89 A.D.3d 1009 | N.Y. App. Div. | 2011
The professional corporation defendants, along with the defendants Valentina Anikeyeva and Andrey Anikeyev (hereinafter collectively the defendants), moved, among other things, pursuant to CPLR 3211 (a) (7) to dismiss the first and second causes of action for failure to state a cause of action. In an order entered September 3, 2010, the Supreme Court, inter alia, denied those branches of the defendants’ motion. We affirm the order insofar as appealed from.
“In determining a motion to dismiss pursuant to CPLR 3211 (a) (7), the court must afford the pleading a liberal construction, accept the facts as alleged in the complaint as true, accord the plaintiff the benefit of every favorable inference, and determine only whether the facts as alleged fit within any cognizable legal theory” (Integrated Constr. Servs., Inc. v Scottsdale Ins. Co., 82 AD3d 1160, 1162 [2011] [internal quotation marks omitted]).

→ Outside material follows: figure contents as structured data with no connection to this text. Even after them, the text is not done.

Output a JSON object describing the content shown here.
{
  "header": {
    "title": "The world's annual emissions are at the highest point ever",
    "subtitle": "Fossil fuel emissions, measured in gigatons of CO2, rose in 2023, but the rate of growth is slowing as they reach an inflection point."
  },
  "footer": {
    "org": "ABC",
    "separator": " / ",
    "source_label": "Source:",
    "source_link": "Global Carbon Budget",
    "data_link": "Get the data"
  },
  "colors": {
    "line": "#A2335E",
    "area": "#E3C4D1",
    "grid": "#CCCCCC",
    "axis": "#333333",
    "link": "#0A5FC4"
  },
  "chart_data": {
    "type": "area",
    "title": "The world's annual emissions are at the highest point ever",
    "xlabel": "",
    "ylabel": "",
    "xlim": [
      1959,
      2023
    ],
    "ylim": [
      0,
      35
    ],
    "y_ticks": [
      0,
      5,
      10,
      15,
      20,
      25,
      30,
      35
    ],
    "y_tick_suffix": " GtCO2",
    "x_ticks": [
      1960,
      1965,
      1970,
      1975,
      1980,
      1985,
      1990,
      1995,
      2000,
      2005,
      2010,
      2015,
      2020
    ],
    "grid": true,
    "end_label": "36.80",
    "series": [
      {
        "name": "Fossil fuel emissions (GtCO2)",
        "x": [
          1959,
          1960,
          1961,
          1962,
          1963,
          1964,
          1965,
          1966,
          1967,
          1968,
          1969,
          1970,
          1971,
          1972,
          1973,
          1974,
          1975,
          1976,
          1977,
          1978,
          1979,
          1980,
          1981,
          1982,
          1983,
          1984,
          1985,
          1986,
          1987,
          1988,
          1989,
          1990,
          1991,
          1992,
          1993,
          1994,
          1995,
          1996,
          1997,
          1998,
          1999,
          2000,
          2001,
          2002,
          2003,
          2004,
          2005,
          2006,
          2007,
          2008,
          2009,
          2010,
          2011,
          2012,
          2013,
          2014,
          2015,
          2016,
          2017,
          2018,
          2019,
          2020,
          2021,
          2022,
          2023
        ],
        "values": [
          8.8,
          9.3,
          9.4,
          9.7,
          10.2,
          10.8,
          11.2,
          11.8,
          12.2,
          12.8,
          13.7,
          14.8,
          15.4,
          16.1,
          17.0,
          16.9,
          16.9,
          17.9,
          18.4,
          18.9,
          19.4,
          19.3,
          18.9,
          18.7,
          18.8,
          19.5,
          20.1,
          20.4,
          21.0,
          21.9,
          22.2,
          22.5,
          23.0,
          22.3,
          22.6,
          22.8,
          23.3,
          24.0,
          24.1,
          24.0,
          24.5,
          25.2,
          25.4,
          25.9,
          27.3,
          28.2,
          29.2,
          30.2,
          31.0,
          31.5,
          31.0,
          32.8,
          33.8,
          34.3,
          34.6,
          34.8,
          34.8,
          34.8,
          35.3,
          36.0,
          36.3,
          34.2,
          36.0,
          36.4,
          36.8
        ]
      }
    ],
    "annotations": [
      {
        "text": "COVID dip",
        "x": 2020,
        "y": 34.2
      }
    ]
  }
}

“A motion to dismiss a declaratory judgment action prior to the service of an answer presents for consideration only the issue of whether a cause of action for declaratory relief is set forth, not the question of whether the plaintiff is entitled to a favorable declaration” (Staver Co. v Skrobisch, 144 AD2d 449, 450 [1988]; see Rockland Light & Power Co. v City of New York,
Accordingly, where a cause of action is sufficient to invoke the court’s power to “render a declaratory judgment ... as to the rights and other legal relations of the parties to a justiciable controversy” (CPLR 3001; see 3017 [b]), a motion to dismiss that cause of action should be denied (see St. Lawrence Univ. v Trustees of Theol. School of St. Lawrence Univ., 20 NY2d 317, 325 [1967]; Rockland Light & Power Co. v City of New York, 289 NY at 51; Tileon N.Y., Inc. v Town of Poughkeepsie, 87 AD3d at 1150; Staver Co. v Skrobisch, 144 AD2d at 450; Ackert v Union Pac. R. R. Co., 4 AD2d 819, 821 [1957]; see also 5-3001 Weinstein-Korn-Miller, NY Civ Prac H 3001.13).
Here, contrary to the defendants’ contention, the allegations in the first and second causes of action presented justiciable controversies sufficient to invoke the Supreme Court’s power to render a declaratory judgment (see CPLR 3001; Waldman v 853 St. Nicholas Realty Corp., 64 AD3d 585, 587 [2009]; cf. State Farm Mut. Auto. Ins. Co. v Mallela, 4 NY3d 313, 321 [2005]; One Beacon Ins. Group, LLC v Midland Med. Care, P.C., 54 AD3d 738, 740 [2008]; A.M. Med. Servs., P.C. v Progressive Cas. Ins. Co., 22 Misc 3d 70, 71 [2008]).
The defendants’ remaining contentions are without merit.
Accordingly, the Supreme Court properly denied those branches of the defendants’ motion which were to dismiss the first and second causes of action pursuant to CPLR 3211 (a) (7) for failure to state a cause of action. Mastro, J.P, Dillon, Cohen and Miller, JJ., concur.